Just thinking about that day makes me tear up. That experience is what inspired me to make more drawings with positive affirmations for kids. The first few I drew made me so happy and excited. I couldn’t wait to show my coworkers and see what they thought about the idea. I already knew they liked my art, but I really underestimated how much they would love this new endeavor. They immediately started talking about copyrights and publishing, selling them to therapists and other child advocacy centers, all the potential money there was to be made. They urged me not to do anything with them until I put legal protections in place. I was excited and flattered and more than a little embarrassed. I never know how to respond to praise or compliments. Soon those feelings began to fade, though. They were replaced by hesitation, regret, anxiety, and fear.

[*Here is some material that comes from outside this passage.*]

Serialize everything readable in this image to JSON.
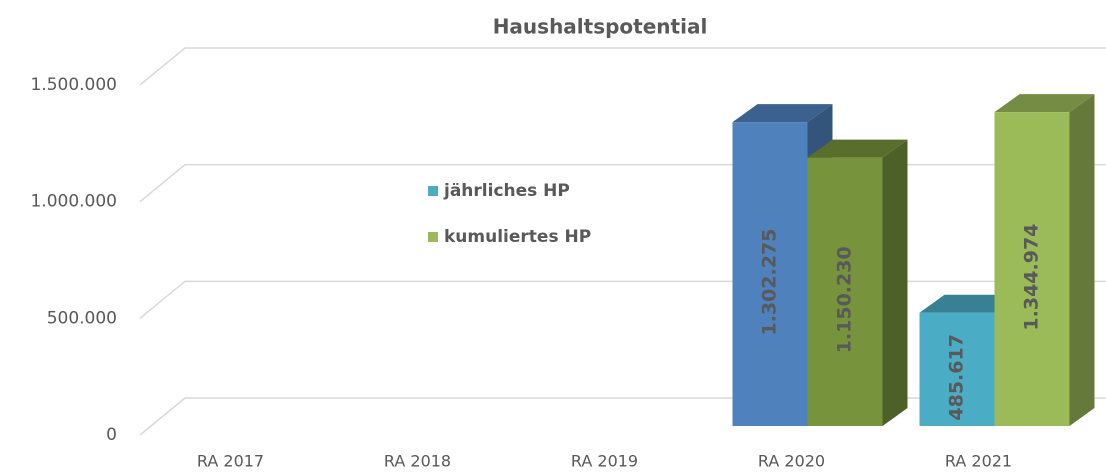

I went from making a new coloring page every day to once a week, to not at all. It feels as if all the passion behind this idea has drained out of me. Now whenever I think about it I become lost in a fog of copyright law, fees, plagiarism, business plans, and marketing. I had only been waiting for my coworkers’ approval before happily handing them over to each kid that came in. Now it seemed like a much longer wait was ahead of me before I could start giving them away. All I had been thinking about was being useful to my advocacy center, to the children I see every day. I was excited about how this gift would impact them, if the words on the page would some day make a lasting impact on their hearts and minds. However, dollar signs were first and foremost for everyone else.
Don’t get me wrong, I am grateful that my friends at work thought so highly of my art that they want me to protect it and make a profit from it. I’m sure they have no idea how this business advice left me feeling deflated and frustrated instead of proud. I never wanted to make any money off of this idea. My only desire was to make children happy, to introduce them to the power of intention, self-talk, and positive thinking. Now I feel pressured to secure my claim to these images before sharing them with the world. I feel pressured to come up with a way to profit from this work. I feel as though it would be stupid of me not to do these things. That others would think me stupid for not doing these things.
It reminds me of a study I read about once. One group of children was told to do a fun activity, then rate their enjoyment afterwards. Another group was told to do the very same fun activity, but with the added bonus that they would be paid afterwards. This group surprisingly rated their enjoyment much lower than the first, non-paid group. You see once money becomes a motivator, it becomes work rather than play. When you shift your focus from intrinsic motivation to extrinsic, a task becomes much less fulfilling. Making art to positively impact the lives of children, means a lot to me. Making art to make money, leaves me feeling empty.
It all comes down to caring too much about what other people think of my actions and decisions in the end. No one is forcing me to guard these drawings and add price tags. I am free to give them away whenever I see fit. The only thing holding me back is the opinions other people may have about that. But I’ve got to trust myself and hold on to the passion that led me to start this project in the first place. This was never about money or even what other adults would think about it. This is about helping children. This is about making small, vulnerable humans feel happy and loved. That is what motivates me. That is what sparks joy in my heart.